PICTURES OF THE RHINE

By George Meredith

The spirit of Romance dies not to those

Who hold a kindred spirit in their souls:

Even as the odorous life within the rose

Lives in the scattered leaflets and controls

Mysterious adoration, so there glows

Above dead things a thing that cannot die;

Faint as the glimmer of a tearful eye,

Ere the orb fills and all the sorrow flows.

Beauty renews itself in many ways;

The flower is fading while the new bud blows;

And this dear land as true a symbol shows,

While o'er it like a mellow sunset strays

The legendary splendour of old days,

In visible, inviolate repose.

About a mile behind the viny banks,

How sweet it was, upon a sloping green,

Sunspread, and shaded with a branching screen,

To lie in peace half-murmuring words of thanks!

To see the mountains on each other climb,

With spaces for rich meadows flowery bright;

The winding river freshening the sight

At intervals, the trees in leafy prime;

The distant village-roofs of blue and white,

With intersections of quaint-fashioned beams

All slanting crosswise, and the feudal gleams

Of ruined turrets, barren in the light; -

To watch the changing clouds, like clime in clime;

Oh sweet to lie and bless the luxury of time.

Fresh blows the early breeze, our sail is full;

A merry morning and a mighty tide.

Cheerily O! and past St. Goar we glide,

Half hid in misty dawn and mountain cool.

The river is our own! and now the sun

In saffron clothes the warming atmosphere;

The sky lifts up her white veil like a nun,

And looks upon the landscape blue and clear; -

The lark is up; the hills, the vines in sight;

The river broadens with his waking bliss

And throws up islands to behold the light;

Voices begin to rise, all hues to kiss; -

Was ever such a happy morn as this!

Birds sing, we shout, flowers breathe, trees shine with one delight!

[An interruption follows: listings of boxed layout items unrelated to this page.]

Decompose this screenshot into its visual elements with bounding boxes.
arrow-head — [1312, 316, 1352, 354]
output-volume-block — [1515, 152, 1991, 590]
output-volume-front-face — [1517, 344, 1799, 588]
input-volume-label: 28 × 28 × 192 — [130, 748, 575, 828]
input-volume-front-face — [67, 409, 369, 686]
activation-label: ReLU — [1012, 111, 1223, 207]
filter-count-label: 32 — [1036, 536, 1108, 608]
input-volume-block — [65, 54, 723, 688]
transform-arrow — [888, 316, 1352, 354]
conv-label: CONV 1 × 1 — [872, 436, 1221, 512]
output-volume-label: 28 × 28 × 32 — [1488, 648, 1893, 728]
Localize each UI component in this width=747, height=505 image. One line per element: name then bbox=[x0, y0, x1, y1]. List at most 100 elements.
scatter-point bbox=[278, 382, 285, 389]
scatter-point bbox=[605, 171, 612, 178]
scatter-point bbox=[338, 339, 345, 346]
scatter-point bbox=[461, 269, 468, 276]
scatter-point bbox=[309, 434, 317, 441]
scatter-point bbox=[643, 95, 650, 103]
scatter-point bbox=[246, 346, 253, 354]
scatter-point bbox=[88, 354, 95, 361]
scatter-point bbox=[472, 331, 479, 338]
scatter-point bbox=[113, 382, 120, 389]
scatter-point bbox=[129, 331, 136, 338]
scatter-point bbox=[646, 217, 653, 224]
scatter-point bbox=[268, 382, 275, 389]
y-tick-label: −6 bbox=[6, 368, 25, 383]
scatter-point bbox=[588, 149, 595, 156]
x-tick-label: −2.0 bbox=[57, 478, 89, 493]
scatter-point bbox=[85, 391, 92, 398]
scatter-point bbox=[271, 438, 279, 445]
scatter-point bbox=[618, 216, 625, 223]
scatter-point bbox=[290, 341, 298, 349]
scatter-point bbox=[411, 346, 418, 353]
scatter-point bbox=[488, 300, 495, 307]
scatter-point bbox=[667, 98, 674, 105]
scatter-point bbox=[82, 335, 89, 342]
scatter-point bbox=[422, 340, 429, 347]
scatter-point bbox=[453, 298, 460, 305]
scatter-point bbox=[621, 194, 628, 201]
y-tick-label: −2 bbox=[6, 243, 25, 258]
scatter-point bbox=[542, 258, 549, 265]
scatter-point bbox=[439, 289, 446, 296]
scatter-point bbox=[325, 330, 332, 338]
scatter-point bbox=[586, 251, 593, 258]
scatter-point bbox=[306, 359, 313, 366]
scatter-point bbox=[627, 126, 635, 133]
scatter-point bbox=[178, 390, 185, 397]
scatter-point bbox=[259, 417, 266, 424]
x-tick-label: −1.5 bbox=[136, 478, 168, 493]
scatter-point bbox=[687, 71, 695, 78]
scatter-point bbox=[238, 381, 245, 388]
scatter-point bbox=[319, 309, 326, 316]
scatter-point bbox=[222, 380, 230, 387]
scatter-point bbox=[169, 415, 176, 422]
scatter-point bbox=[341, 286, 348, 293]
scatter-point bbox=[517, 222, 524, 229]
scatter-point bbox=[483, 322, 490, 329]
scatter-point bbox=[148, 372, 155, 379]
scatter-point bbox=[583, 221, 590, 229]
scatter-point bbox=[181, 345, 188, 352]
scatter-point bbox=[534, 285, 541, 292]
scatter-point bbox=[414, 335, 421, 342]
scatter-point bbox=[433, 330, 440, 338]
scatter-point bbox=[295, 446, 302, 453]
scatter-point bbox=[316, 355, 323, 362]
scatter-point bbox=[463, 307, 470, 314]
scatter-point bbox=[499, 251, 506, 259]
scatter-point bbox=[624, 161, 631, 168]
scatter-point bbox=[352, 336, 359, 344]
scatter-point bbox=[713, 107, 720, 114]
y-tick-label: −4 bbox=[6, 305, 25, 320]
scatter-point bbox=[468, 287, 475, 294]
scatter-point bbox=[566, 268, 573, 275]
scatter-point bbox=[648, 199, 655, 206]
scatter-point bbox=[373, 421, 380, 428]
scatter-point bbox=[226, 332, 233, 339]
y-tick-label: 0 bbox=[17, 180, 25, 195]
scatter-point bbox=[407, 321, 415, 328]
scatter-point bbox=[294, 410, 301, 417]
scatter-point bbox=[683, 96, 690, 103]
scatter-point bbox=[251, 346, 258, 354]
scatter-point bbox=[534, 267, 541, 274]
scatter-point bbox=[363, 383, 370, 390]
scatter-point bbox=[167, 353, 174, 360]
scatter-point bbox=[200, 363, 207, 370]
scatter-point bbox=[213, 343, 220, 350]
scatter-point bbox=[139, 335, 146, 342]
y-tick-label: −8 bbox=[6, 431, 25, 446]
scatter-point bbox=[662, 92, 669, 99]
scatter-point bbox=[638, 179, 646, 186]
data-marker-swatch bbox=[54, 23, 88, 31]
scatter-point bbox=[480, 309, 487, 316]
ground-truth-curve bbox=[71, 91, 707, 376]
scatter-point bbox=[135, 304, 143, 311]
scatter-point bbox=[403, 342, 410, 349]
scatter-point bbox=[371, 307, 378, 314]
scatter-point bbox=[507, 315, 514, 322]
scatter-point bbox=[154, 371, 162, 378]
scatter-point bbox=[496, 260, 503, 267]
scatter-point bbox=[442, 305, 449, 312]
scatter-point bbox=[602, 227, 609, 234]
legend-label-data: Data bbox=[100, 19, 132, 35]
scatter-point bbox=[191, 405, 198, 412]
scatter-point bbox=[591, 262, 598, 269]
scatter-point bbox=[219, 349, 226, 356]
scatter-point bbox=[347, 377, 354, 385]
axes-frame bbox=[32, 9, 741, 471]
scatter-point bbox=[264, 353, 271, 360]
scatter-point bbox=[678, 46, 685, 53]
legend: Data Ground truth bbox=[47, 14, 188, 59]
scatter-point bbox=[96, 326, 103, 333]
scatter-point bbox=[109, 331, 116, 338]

Between the two white breasts of her we love,

A dewy blushing rose will sometimes spring;

Thus Nonnenwerth like an enchanted thing

Rises mid-stream the crystal depths above.

On either side the waters heave and swell,

But all is calm within the little Isle;

Content it is to give its holy smile,

And bless with peace the lives that in it dwell.

Most dear on the dark grass beneath its bower

Of kindred trees embracing branch and bough,

To dream of fairy foot and sudden flower;

Or haply with a twilight on the brow,

To muse upon the legendary hour,

And Roland's lonely love and Hildegard's sad vow.

Hark! how the bitter winter breezes blow

Round the sharp rocks and o'er the half-lifted wave,

While all the rocky woodland branches rave

Shrill with the piercing cold, and every cave,

Along the icy water-margin low,

Rings bubbling with the whirling overflow;

And sharp the echoes answer distant cries

Of dawning daylight and the dim sunrise,

And the gloom-coloured clouds that stain the skies

With pictures of a warmth, and frozen glow

Spread over endless fields of sheeted snow;

And white untrodden mountains shining cold,

And muffled footpaths winding thro’ the wold,

O'er which those wintry gusts cease not to howl and blow.

Rare is the loveliness of slow decay!

With youth and beauty all must be desired,

But‘ tis the charm of things long past away,

They leave, alone, the light they have inspired:

The calmness of a picture; Memory now

Is the sole life among the ruins grey,

And like a phantom in fantastic play

She wanders with rank weeds stuck on her brow,

Over grass-hidden caves and turret-tops,

Herself almost as tottering as they;

While, to the steps of Time, her latest props

Fall stone by stone, and in the Sun's hot ray

All that remains stands up in rugged pride,

And bridal vines drink in his juices on each side.